Singles coach Alma Rubenstein knows dating. Portland apparently does not
I have a nice ass.
At least that’s what Alma Avery Rubenstein, professional dating coach, tells me when she makes me stand up—mortified—in Sip & Kranz Café and Wine Bar so she can give me a thorough once-over. “Your skirt could be tighter,” she says. And I need to stand straighter. “You want to project an attitude that says, ‘Check me out.’”
Clearly, “tactful” is not a word you’d find in a personal ad for Rubenstein. But “nervy” is. For the past six years, the petite 40-year-old—who has appeared on The Bachelor and Blind Date—has run a professional dating business in Seattle, making a living out of telling people what they’re doing wrong (and right) when it comes to love: too much nose hair, too little cleavage, way too much cologne. Rubenstein personally meets and screens every potential participant for her speed-dating sessions. After all, when your reputation is on the line, you don’t want Johnny Close-Talker showing up.
“I want to ensure quality,” Rubenstein says. “Meaning, I want to weed out the crazies.”
Now the sharp-tongued brunette has relocated her advice to Portland, where she’s running standing-room-only speed-dating parties and flirting classes (pdxspeeddating.com) at Bridgeport Brewpub, Candy, and Fenouil. So far, Rubenstein hasn’t been wowed by the state of our singles scene, despite its potential. While we have no shortage of people on the hunt—according to the US Census Bureau, nearly 60 percent of Portlanders are unmarried—she is frustrated by the collective lack of initiative. She hasn’t heard one good pickup line in the nine months she’s been here.
“Women could walk around naked in this city and not get noticed,” Rubenstein says.

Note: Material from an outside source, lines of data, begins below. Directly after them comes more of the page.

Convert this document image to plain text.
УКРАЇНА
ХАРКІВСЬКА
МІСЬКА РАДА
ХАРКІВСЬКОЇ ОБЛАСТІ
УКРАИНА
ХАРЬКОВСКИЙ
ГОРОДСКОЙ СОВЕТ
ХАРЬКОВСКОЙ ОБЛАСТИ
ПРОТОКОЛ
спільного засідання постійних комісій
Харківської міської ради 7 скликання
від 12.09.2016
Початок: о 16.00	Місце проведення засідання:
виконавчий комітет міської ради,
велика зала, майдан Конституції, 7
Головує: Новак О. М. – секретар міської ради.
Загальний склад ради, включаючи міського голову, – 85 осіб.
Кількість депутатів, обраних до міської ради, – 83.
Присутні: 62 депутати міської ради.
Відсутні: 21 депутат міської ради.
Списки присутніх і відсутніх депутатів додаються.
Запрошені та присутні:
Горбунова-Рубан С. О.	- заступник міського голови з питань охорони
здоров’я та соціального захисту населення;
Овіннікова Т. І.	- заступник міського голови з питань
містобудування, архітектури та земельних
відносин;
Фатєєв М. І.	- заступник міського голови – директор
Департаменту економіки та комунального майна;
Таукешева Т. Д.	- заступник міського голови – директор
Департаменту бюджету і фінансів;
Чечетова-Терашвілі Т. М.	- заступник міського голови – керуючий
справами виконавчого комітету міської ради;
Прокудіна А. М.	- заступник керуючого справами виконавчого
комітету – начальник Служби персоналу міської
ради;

But it’s not all the fault of those Portlanders with Y chromosomes. She notes that women here seem to be petrified of rejection, too. And, a few minutes into our $125-per-hour, one-on-one lesson in flirting, she’s deduced that I am Exhibit A. So she gives me homework: I have a week to give my phone number to three men. All in a night’s work for some, perhaps, but for a woman whose own mother had to actually pay her to go out on a date, it’s excruciating.
For six days, I roam Safeway, scour the gym, and eye men in cafés. But the best I can manage is a quasi-flirtation with a Pizza Hut delivery guy in the elevator.
“Typically Portland,” Rubenstein scolds at our next lesson. “If you want to make changes in your life, you have to do something different.”
So we head to Jamison Square for some training: role-playing. She plays the man. “Nice shoes,” is the best line I can muster. The master sighs, then takes over my role.
“Here,” she says, handing me her business card. “I think you dropped this.”